On the odd chance I do happen to stumble upon him he has in AirPods and barely makes any eye contact hardly even acknowledging my presence. Being someone that keeps to myself majority of the time I never thought someone ignoring me would make me feel like shit but Hero has managed to get it done. I understand I do but I can't help but be pissed at Hero for making me feel this way after promising he wouldn't make it awkward anymore, I mean I get it he normally doesn't live with his hookups afterwards having to see them everyday but I really thought we had become friends.

I do however have to admit that one good thing has come from this situation. Over the last couple of days Patrick and I have been talking a lot more and it has been nice speaking to Patrick like old times but I finally realized that's exactly what it was old times.

I know this makes me a horrible person and I've tried not too but I can't help but compare Patrick to Hero every chance I get. I've taken note of how different they are Hero sits and listens to everything have to say before saying his piece, Patrick on the other hand interrupts me all the time assuming he knows what I'm gonna say and 90% of the time he's wrong. Hero always laughs at my laugh while Patrick would usually tell me I'm laughing too loud. I have sat talking with Hero for hours upon hours about everything under the sun, including why I believe mermaids exist and I've never felt judgement from him. It's just so much easier to talk to Hero than it is to talk to my boyfriend and clearly there's something wrong with that picture.

This past few days showed me that I don't miss Patrick as much as I thought I did, I miss Australia on a whole which includes Patrick  but I miss Hero more.

The ironic thing is it didn't take Patrick's actions to finally push me away it took me wanting more for myself and a certain green eyes boy showing me that I deserved more.

It's after I realized I missed Hero more than Patrick that I decided it was time to end things with Patrick so I texted him not too long ago that we needed to talk.
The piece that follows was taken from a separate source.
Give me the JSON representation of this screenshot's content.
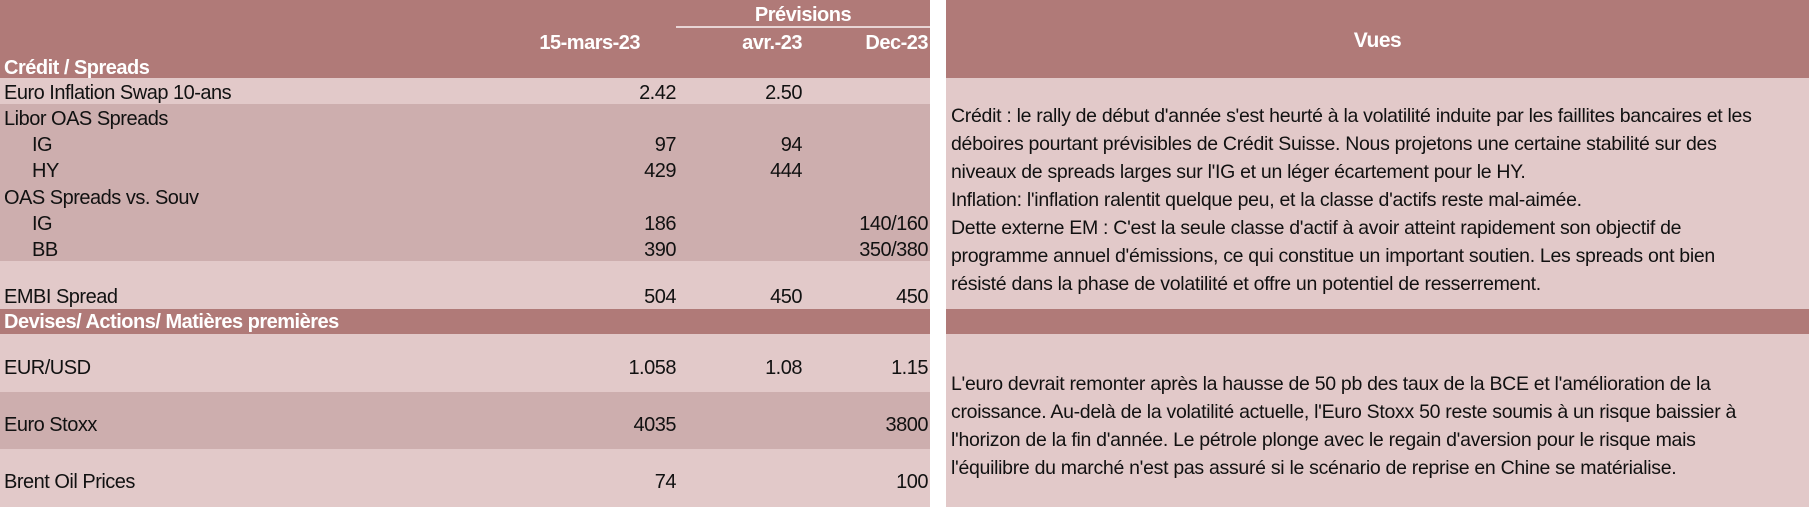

I take a quick glance at the time he should be waking up soon and see my message. I could delay this call by pretending to be asleep if he calls since it's pretty late here in London I'm not trying to chicken out but I am not looking forward to ending a four year relationship over the phone.

My phone starts to vibrate in my lap displaying Patrick's name. I sigh. It's now or never.

I slide my finger across the screen answering the video call.

"Hey Babe." He greets me as his face appears on my screen.

"Hey Patrick " I respond with a smile.